CNPG Primary Failover¶

kubectl get cluster keycloak-postgres -n keycloak-system \
  -o jsonpath='{.status.currentPrimary}{"\n"}'
kubectl delete pod -n keycloak-system <current-primary-pod>
kubectl get cluster keycloak-postgres -n keycloak-system -w

What to verify:

a new primary is elected
Keycloak reconnects automatically
authentication and token issuance recover without manual reconfiguration

Traffic Continuity Check¶

A useful HA test is not just pod replacement. Verify a real flow:

authenticate through the ingress
keep issuing token refreshes or authenticated requests
delete a Keycloak pod or trigger CNPG failover
confirm the client experience remains acceptable

If you only watch pod status, you are testing Kubernetes cosmetics, not service continuity.

Monitoring And Alerting¶

Start with these checks:

kubectl get keycloak -n keycloak-system
kubectl get pods -n keycloak-system
kubectl get cluster -n keycloak-system

Useful Prometheus queries:

sum(up{job="keycloak"}) / count(up{job="keycloak"})
max(cnpg_pg_replication_lag_seconds) by (pod)
rate(kube_pod_container_status_restarts_total{namespace="keycloak-system"}[1h])

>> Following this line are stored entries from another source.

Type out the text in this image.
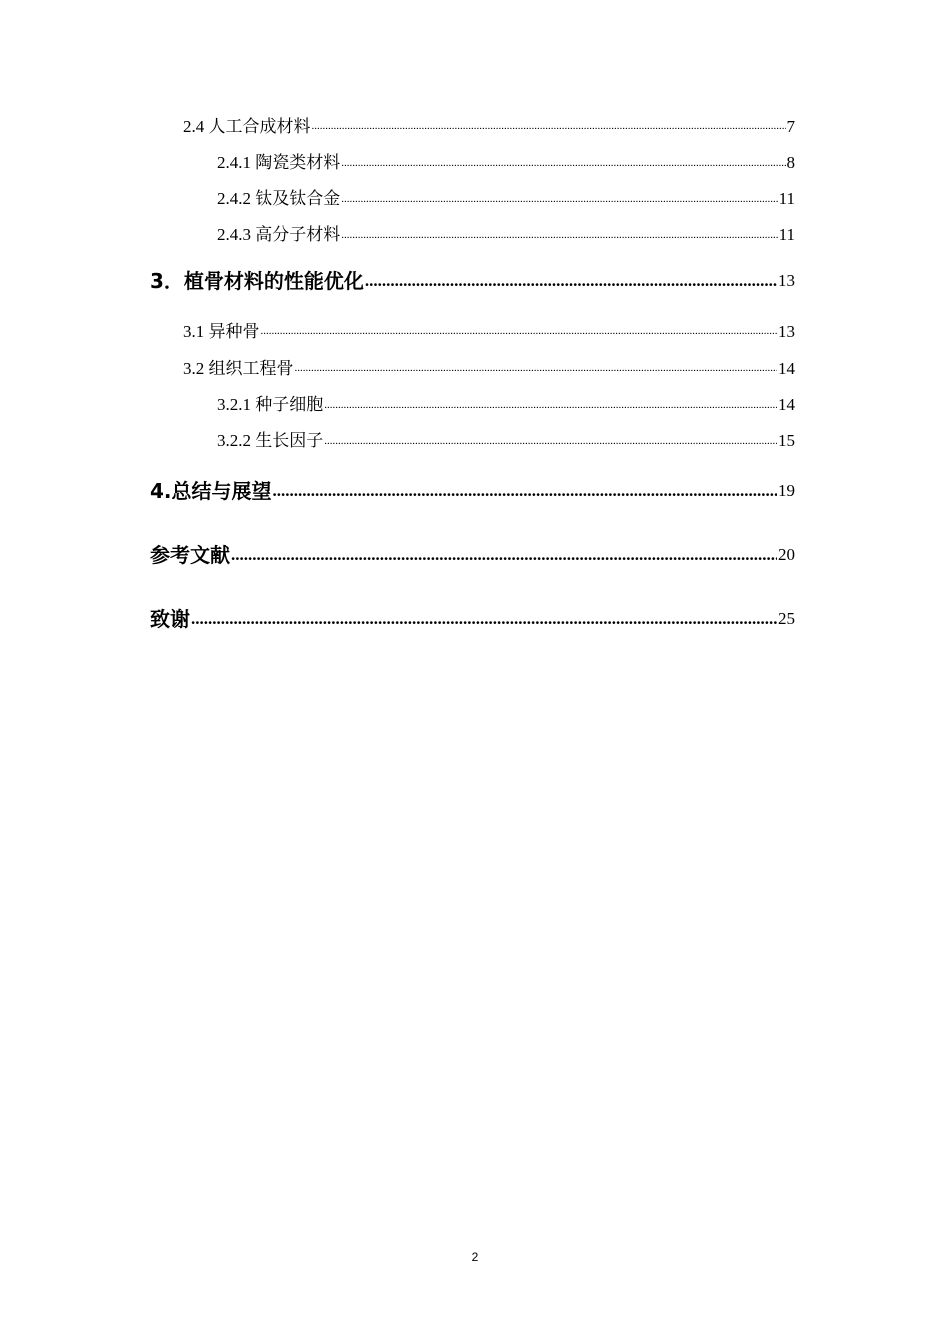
2.4 人工合成材料 .....	7
2.4.1 陶瓷类材料 .....	8
2.4.2 钛及钛合金 .....	11
2.4.3 高分子材料 .....	11
3．植骨材料的性能优化 .....	13
3.1 异种骨 .....	13
3.2 组织工程骨 .....	14
3.2.1 种子细胞 .....	14
3.2.2 生长因子 .....	15
4.总结与展望 .....	19
参考文献 .....	20
致谢 .....	25
2
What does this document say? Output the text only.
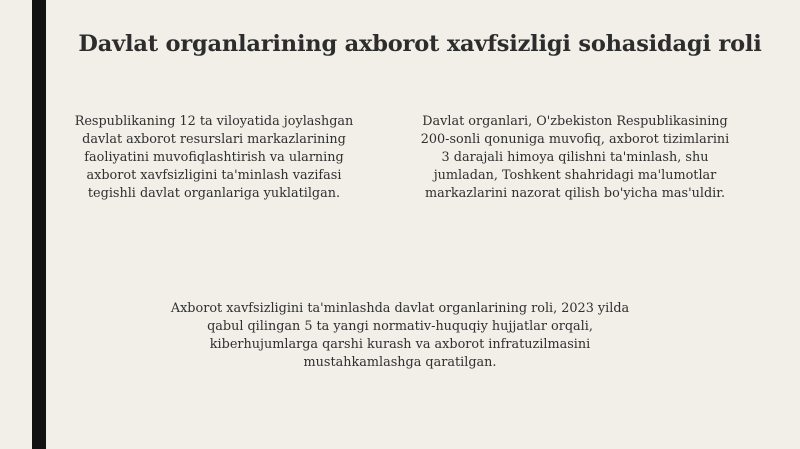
Davlat organlarining axborot xavfsizligi sohasidagi roli
Respublikaning 12 ta viloyatida joylashgan
davlat axborot resurslari markazlarining
faoliyatini muvofiqlashtirish va ularning
axborot xavfsizligini ta'minlash vazifasi
tegishli davlat organlariga yuklatilgan.
Davlat organlari, O'zbekiston Respublikasining
200-sonli qonuniga muvofiq, axborot tizimlarini
3 darajali himoya qilishni ta'minlash, shu
jumladan, Toshkent shahridagi ma'lumotlar
markazlarini nazorat qilish bo'yicha mas'uldir.
Axborot xavfsizligini ta'minlashda davlat organlarining roli, 2023 yilda
qabul qilingan 5 ta yangi normativ-huquqiy hujjatlar orqali,
kiberhujumlarga qarshi kurash va axborot infratuzilmasini
mustahkamlashga qaratilgan.
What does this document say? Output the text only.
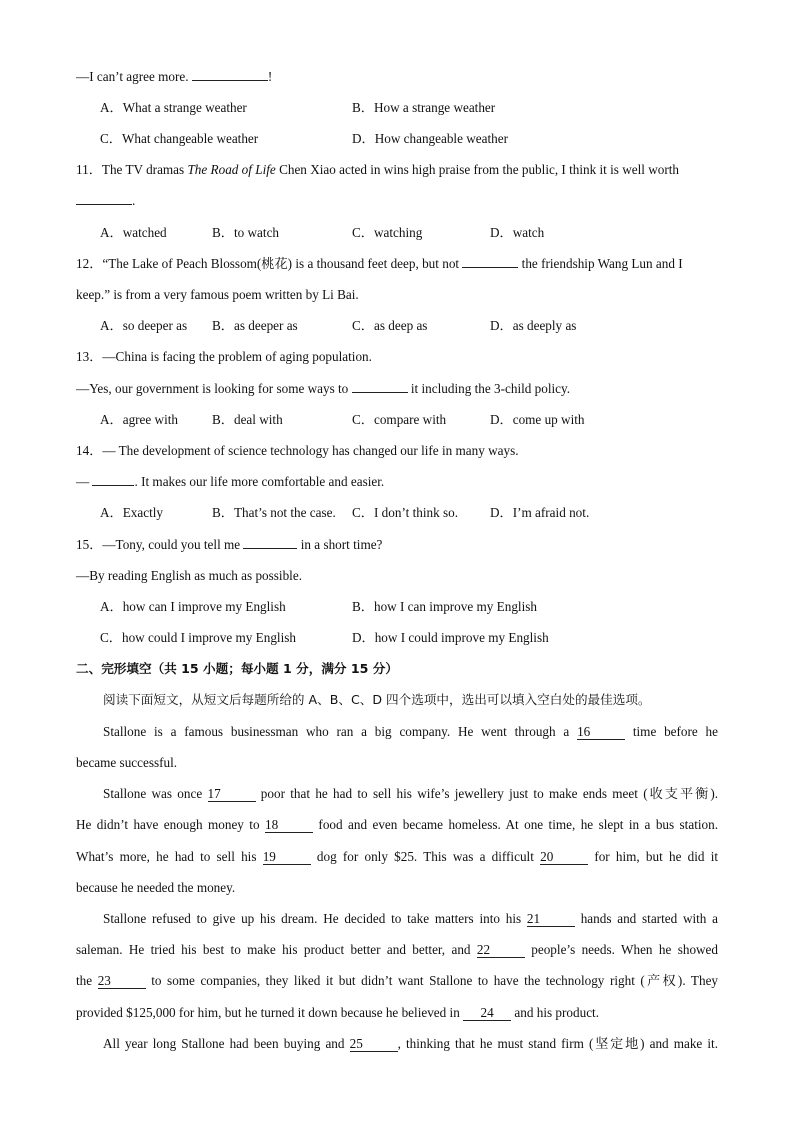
—I can’t agree more.	!
A．What a strange weather	B．How a strange weather
C．What changeable weather	D．How changeable weather
11．The TV dramas The Road of Life Chen Xiao acted in wins high praise from the public, I think it is well worth
.
A．watched	B．to watch	C．watching	D．watch
12．“The Lake of Peach Blossom(桃花) is a thousand feet deep, but not	the friendship Wang Lun and I
keep.” is from a very famous poem written by Li Bai.
A．so deeper as B．as deeper as	C．as deep as	D．as deeply as
13．—China is facing the problem of aging population.
—Yes, our government is looking for some ways to	it including the 3-child policy.
A．agree with	B．deal with	C．compare with	D．come up with
14．— The development of science technology has changed our life in many ways.
—	. It makes our life more comfortable and easier.
A．Exactly	B．That’s not the case. C．I don’t think so. D．I’m afraid not.
15．—Tony, could you tell me	in a short time?
—By reading English as much as possible.
A．how can I improve my English	B．how I can improve my English
C．how could I improve my English	D．how I could improve my English
二、完形填空（共 15 小题；每小题 1 分，满分 15 分）
阅读下面短文，从短文后每题所给的 A、B、C、D 四个选项中，选出可以填入空白处的最佳选项。
Stallone is a famous businessman who ran a big company. He went through a 16	time before he
became successful.
Stallone was once 17	poor that he had to sell his wife’s jewellery just to make ends meet (收支平衡).
He didn’t have enough money to 18	food and even became homeless. At one time, he slept in a bus station.
What’s more, he had to sell his 19	dog for only $25. This was a difficult 20	for him, but he did it
because he needed the money.
Stallone refused to give up his dream. He decided to take matters into his 21	hands and started with a
saleman. He tried his best to make his product better and better, and 22	people’s needs. When he showed
the 23	to some companies, they liked it but didn’t want Stallone to have the technology right (产权). They
provided $125,000 for him, but he turned it down because he believed in 24 and his product.
All year long Stallone had been buying and 25	, thinking that he must stand firm (坚定地) and make it.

Reasonable starting alert thresholds:

availability below 1 for the managed Keycloak target set
CNPG replication lag consistently above 1s for latency-sensitive setups
restart rates that are non-zero for a sustained window instead of a single rollout blip

Tune the thresholds to your own traffic and SLOs.

S3 Backup Prerequisites¶

If you use CNPG object-store backups, verify the prerequisites before treating them as HA protection:

object storage bucket exists and is reachable
credentials secret exists in the CNPG namespace
lifecycle or retention rules match your recovery objectives
restore procedures have been exercised, not just configured

Backups you have never restored are optimism with YAML attached.